Vor seiner Festrede hatte der Bürgermeister die Gäste erst einmal aufstehen und den Blick auf die Sitzgelegenheiten werfen lassen. "Dank unvorhergesehener Fördermittel des Landes Sachsen und der richtigen Entscheidung der Stadträte dürfen Sie heute auf neuen Stühlen sitzen und ungefährdet den Ausführungen folgen", sagte er zu der längst überflüssigen Investition, die mit dem Schuljubiläum eingeweiht wurde. Aus den alten Stühlen traten zum Teil schon die Federn hervor. Die Polster waren durchgesessen.

Dann widmete er sich dem Thema Schule im Wandel, wobei klar wurde, dass sich nicht alles gewandelt hat: Schule kostete schon immer Geld. Mangel an Lehrern ist auch kein Problem der Neuzeit.
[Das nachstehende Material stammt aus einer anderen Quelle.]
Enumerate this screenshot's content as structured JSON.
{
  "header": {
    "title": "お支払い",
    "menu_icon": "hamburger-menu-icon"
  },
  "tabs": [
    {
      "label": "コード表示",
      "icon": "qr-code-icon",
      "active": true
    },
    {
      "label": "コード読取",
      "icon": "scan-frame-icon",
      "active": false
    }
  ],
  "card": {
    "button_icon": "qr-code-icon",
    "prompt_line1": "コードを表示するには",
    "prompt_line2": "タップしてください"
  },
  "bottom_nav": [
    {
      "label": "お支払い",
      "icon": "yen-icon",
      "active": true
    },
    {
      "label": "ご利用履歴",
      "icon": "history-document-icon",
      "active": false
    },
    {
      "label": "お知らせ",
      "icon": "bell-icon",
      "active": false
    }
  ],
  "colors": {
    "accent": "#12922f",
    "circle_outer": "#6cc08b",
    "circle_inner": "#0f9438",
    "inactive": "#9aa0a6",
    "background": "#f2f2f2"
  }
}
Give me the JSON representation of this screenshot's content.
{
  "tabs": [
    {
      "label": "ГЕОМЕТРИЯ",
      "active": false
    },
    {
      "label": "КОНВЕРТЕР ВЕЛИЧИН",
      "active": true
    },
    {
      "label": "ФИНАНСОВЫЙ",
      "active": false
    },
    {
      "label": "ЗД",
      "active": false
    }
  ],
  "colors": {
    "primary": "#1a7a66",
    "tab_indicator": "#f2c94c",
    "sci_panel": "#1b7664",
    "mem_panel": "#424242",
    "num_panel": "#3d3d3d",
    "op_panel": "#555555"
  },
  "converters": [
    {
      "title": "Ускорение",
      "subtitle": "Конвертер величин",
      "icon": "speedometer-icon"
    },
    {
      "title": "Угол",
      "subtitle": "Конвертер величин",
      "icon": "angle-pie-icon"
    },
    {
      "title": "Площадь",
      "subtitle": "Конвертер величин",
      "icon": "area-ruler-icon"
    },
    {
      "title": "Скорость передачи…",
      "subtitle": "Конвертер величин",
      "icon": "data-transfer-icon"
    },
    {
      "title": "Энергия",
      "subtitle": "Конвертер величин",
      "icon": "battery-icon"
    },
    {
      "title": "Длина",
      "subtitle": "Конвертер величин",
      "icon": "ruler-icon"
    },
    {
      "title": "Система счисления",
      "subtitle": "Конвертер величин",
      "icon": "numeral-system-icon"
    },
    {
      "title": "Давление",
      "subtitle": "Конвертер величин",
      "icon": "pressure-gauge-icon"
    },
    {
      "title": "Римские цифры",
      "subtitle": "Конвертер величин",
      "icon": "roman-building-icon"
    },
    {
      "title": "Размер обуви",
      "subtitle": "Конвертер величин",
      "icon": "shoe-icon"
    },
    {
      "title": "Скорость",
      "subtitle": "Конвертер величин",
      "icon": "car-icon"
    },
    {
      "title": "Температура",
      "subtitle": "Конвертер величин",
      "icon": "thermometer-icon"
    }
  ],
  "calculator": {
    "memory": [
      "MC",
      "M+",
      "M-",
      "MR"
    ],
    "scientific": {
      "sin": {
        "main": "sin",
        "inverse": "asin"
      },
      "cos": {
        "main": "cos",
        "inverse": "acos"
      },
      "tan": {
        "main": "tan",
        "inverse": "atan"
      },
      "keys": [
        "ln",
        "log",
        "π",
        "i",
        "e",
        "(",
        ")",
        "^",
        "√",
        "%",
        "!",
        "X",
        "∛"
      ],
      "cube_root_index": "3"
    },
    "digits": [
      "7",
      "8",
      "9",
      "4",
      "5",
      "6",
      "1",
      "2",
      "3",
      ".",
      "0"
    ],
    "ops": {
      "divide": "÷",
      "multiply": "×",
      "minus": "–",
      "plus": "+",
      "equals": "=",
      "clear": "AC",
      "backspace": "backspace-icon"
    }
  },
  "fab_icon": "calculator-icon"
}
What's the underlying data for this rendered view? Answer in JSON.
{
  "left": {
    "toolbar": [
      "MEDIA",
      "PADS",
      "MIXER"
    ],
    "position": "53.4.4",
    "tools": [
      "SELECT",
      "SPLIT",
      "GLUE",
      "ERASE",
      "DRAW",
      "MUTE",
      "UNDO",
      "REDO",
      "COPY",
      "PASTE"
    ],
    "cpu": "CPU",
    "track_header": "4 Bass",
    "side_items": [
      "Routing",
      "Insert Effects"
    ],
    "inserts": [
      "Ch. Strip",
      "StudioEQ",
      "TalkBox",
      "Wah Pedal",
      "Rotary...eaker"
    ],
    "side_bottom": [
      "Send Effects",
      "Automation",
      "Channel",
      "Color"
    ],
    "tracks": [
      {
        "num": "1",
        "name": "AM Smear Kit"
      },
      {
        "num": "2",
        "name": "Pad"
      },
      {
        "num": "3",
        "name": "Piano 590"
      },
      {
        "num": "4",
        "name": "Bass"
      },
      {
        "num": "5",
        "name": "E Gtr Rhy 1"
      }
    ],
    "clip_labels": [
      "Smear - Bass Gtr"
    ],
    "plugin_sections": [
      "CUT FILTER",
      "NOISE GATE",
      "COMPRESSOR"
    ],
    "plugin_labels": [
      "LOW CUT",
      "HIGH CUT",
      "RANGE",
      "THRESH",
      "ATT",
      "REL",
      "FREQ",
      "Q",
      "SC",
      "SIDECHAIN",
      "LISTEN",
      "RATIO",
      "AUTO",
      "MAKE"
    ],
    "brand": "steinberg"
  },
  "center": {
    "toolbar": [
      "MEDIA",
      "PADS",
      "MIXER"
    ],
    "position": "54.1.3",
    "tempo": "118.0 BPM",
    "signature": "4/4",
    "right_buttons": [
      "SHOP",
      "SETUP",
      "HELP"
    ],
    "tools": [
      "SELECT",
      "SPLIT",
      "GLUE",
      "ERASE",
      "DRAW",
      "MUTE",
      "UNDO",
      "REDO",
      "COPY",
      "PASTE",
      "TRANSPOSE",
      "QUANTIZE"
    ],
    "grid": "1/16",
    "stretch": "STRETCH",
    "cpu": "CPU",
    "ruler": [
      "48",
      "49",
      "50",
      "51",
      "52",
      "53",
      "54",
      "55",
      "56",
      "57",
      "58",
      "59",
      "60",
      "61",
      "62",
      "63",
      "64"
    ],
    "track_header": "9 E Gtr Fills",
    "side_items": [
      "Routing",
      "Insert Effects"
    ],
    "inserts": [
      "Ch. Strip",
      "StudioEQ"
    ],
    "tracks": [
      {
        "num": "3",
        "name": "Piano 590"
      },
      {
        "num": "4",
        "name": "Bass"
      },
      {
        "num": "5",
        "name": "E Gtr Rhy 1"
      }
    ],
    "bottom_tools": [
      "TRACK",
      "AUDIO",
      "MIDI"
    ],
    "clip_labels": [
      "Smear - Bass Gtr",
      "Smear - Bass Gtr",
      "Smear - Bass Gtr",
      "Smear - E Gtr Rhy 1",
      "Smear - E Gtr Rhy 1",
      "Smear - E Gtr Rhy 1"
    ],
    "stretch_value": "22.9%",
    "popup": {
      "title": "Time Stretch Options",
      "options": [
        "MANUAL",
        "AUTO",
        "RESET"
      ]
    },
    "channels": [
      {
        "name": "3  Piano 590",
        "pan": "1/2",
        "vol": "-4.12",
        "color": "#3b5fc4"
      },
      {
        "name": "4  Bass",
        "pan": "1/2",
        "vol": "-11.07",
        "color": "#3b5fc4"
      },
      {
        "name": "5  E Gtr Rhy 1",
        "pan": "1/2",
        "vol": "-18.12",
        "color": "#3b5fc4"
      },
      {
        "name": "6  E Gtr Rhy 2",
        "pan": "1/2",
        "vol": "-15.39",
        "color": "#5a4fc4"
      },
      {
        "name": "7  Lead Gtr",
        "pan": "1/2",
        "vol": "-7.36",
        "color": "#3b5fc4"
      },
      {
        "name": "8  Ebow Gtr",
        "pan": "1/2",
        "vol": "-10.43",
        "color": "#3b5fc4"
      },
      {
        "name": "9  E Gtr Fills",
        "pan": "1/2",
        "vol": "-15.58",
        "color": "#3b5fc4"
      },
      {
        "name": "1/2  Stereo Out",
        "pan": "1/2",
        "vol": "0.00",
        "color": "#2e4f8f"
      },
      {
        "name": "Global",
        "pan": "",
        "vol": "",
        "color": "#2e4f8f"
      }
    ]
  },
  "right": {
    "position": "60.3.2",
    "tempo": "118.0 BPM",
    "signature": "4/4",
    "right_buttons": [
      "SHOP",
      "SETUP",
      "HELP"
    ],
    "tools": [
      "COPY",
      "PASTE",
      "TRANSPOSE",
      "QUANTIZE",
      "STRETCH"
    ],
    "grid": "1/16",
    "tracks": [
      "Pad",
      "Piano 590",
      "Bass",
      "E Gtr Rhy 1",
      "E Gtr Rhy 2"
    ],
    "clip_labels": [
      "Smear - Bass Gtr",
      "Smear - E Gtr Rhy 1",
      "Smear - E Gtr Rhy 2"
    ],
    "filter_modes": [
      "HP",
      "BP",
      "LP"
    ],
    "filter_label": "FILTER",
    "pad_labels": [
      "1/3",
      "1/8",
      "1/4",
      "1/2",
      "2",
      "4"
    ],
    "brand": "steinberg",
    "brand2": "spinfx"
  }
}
Gewandelt haben sich hingegen Methoden und Anspruch. Früher hieß es: "Gerade sitzen!" "Ohren spitzen!" "Schnabel halten!" Der Bürgermeister: Heute will man "selbstständiges Denken, Eigeninitiative, Kreativität, eigene Ideen und Kritikfähigkeit entwickeln." Er ist selbst Kind einer Lehrerin und kennt verschiedene Perspektiven. Für seine amüsante und trotzdem tiefsinnige Rede hatte er allerlei Utensilien zusammengetragen: Den Rohrstock, der bis weit ins 20. Jahrhundert zur Züchtigung benutzt wurde, eine Emaille-Schüssel, die neben der Bank als Spucknapf bei Husten diente, Griffel, Tintenfass, den Kartenständer oder ein Porträt des Kaisers.
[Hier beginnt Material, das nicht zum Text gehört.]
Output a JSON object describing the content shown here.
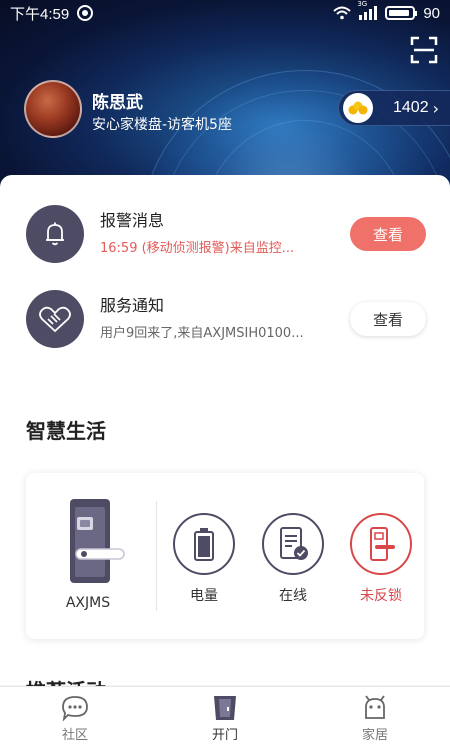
{
  "status_bar": {
    "time": "下午4:59",
    "battery": "90",
    "network": "3G",
    "battery_level": 0.9
  },
  "header": {
    "user_name": "陈思武",
    "user_location": "安心家楼盘-访客机5座",
    "points": "1402",
    "points_arrow": "›"
  },
  "messages": [
    {
      "title": "报警消息",
      "desc": "16:59 (移动侦测报警)来自监控...",
      "button": "查看",
      "desc_color": "#e25b57",
      "icon": "bell-icon"
    },
    {
      "title": "服务通知",
      "desc": "用户9回来了,来自AXJMSIH0100...",
      "button": "查看",
      "desc_color": "#666666",
      "icon": "handshake-icon"
    }
  ],
  "smart_life": {
    "title": "智慧生活",
    "device_name": "AXJMS",
    "stats": [
      {
        "label": "电量",
        "icon": "battery-icon"
      },
      {
        "label": "在线",
        "icon": "device-online-icon"
      },
      {
        "label": "未反锁",
        "icon": "door-lock-icon",
        "color": "#d9474a"
      }
    ]
  },
  "next_section": {
    "title": "推荐活动"
  },
  "tabs": [
    {
      "label": "社区",
      "icon": "chat-bubble-icon"
    },
    {
      "label": "开门",
      "icon": "door-icon",
      "active": true
    },
    {
      "label": "家居",
      "icon": "android-icon"
    }
  ],
  "colors": {
    "accent": "#f0706a",
    "icon_dark": "#4e4c64",
    "alert": "#d9474a"
  }
}
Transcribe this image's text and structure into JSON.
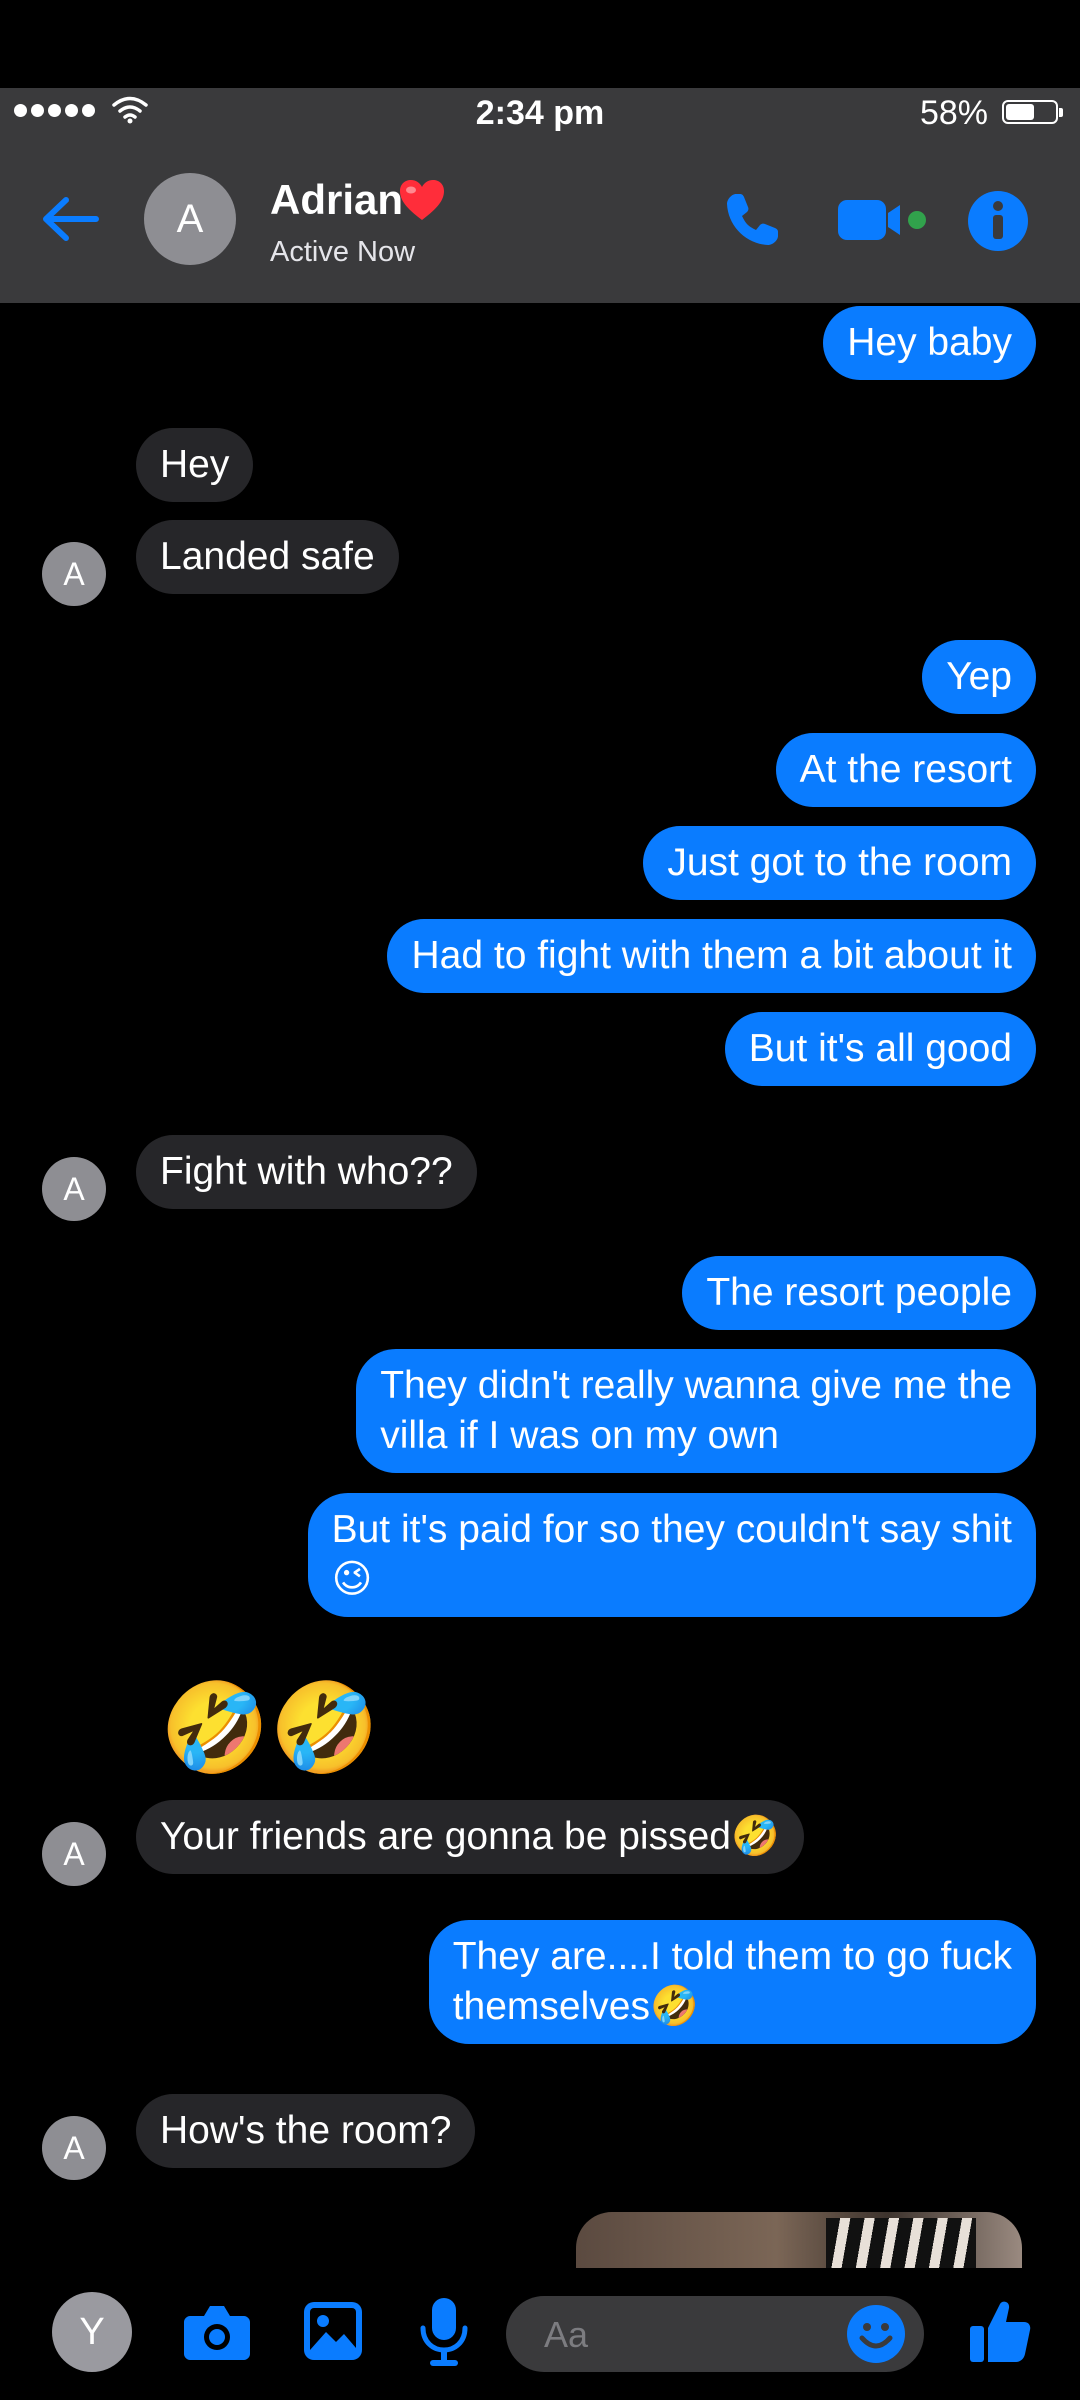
{
  "status_bar": {
    "time": "2:34 pm",
    "battery": "58%",
    "battery_level": 0.58
  },
  "header": {
    "contact_name": "Adrian",
    "heart": "❤️",
    "status": "Active Now",
    "avatar_initial": "A"
  },
  "icons": {
    "back": "back-arrow-icon",
    "phone": "phone-icon",
    "video": "video-camera-icon",
    "info": "info-icon",
    "camera": "camera-icon",
    "image": "image-icon",
    "mic": "microphone-icon",
    "emoji": "emoji-icon",
    "like": "thumbs-up-icon"
  },
  "colors": {
    "accent": "#0a7cff",
    "incoming_bubble": "#262629",
    "header_bg": "#3a3a3c",
    "active_dot": "#31a24c"
  },
  "messages": [
    {
      "from": "me",
      "text": "Hey baby"
    },
    {
      "from": "them",
      "text": "Hey"
    },
    {
      "from": "them",
      "text": "Landed safe"
    },
    {
      "from": "me",
      "text": "Yep"
    },
    {
      "from": "me",
      "text": "At the resort"
    },
    {
      "from": "me",
      "text": "Just got to the room"
    },
    {
      "from": "me",
      "text": "Had to fight with them a bit about it"
    },
    {
      "from": "me",
      "text": "But it's all good"
    },
    {
      "from": "them",
      "text": "Fight with who??"
    },
    {
      "from": "me",
      "text": "The resort people"
    },
    {
      "from": "me",
      "text_lines": [
        "They didn't really wanna give me the",
        "villa if I was on my own"
      ]
    },
    {
      "from": "me",
      "text_lines": [
        "But it's paid for so they couldn't say shit",
        "😉"
      ]
    },
    {
      "from": "them",
      "text": "🤣🤣"
    },
    {
      "from": "them",
      "text": "Your friends are gonna be pissed🤣"
    },
    {
      "from": "me",
      "text_lines": [
        "They are....I told them to go fuck",
        "themselves🤣"
      ]
    },
    {
      "from": "them",
      "text": "How's the room?"
    }
  ],
  "message_avatar_initial": "A",
  "composer": {
    "placeholder": "Aa",
    "user_initial": "Y"
  }
}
Wie der Bürgermeister würdigten anschließend auch die Bundestagsabgeordnete Yvonne Magwas und der Landtagsabgeordnete Stephan Hösl (beide CDU) die Lehrer und ihre in die Zukunft reichende Arbeit. Grüße überbrachte auch der Schulleiter der Partnerschule in Cheb. Doris Kühn von der Sächsischen Bildungsagentur forderte auf, immer wieder Auszeiten einzuplanen und Raum für Fantasien zu lassen. Schulleiter Jürgen Dillner dankte zum Schluss noch einmal den Sponsoren des Festes, die die Schule auch in Zukunft nicht vergessen sollen. Vielleicht findet sich ja als nächstes ein Sponsor für das verstimmte Klavier.

Neben den Festgästen konnten am Abend auch die Teilnehmer an der Zeugnisausgabe der Abschlussklassen hören, dass die Zeit für Veränderung reif ist. Doch heute wird erst noch einmal gefeiert. Dazu wünschen sich Lehrer und Schüler viele Festbesucher.

Das Programm: 11-13 Uhr, Frühschoppen mit den Netzschkauer Musikanten; 11-18 Uhr Kinderfest mit Hüpfburg, Jumicar, Segways, Kletterwand, Reiten und Feuerwehr; 17-18.30 Uhr, Festprogramm der Schüler; ab 20 Uhr Tanz mit LTR-Live; 22 Uhr Feuerwerk.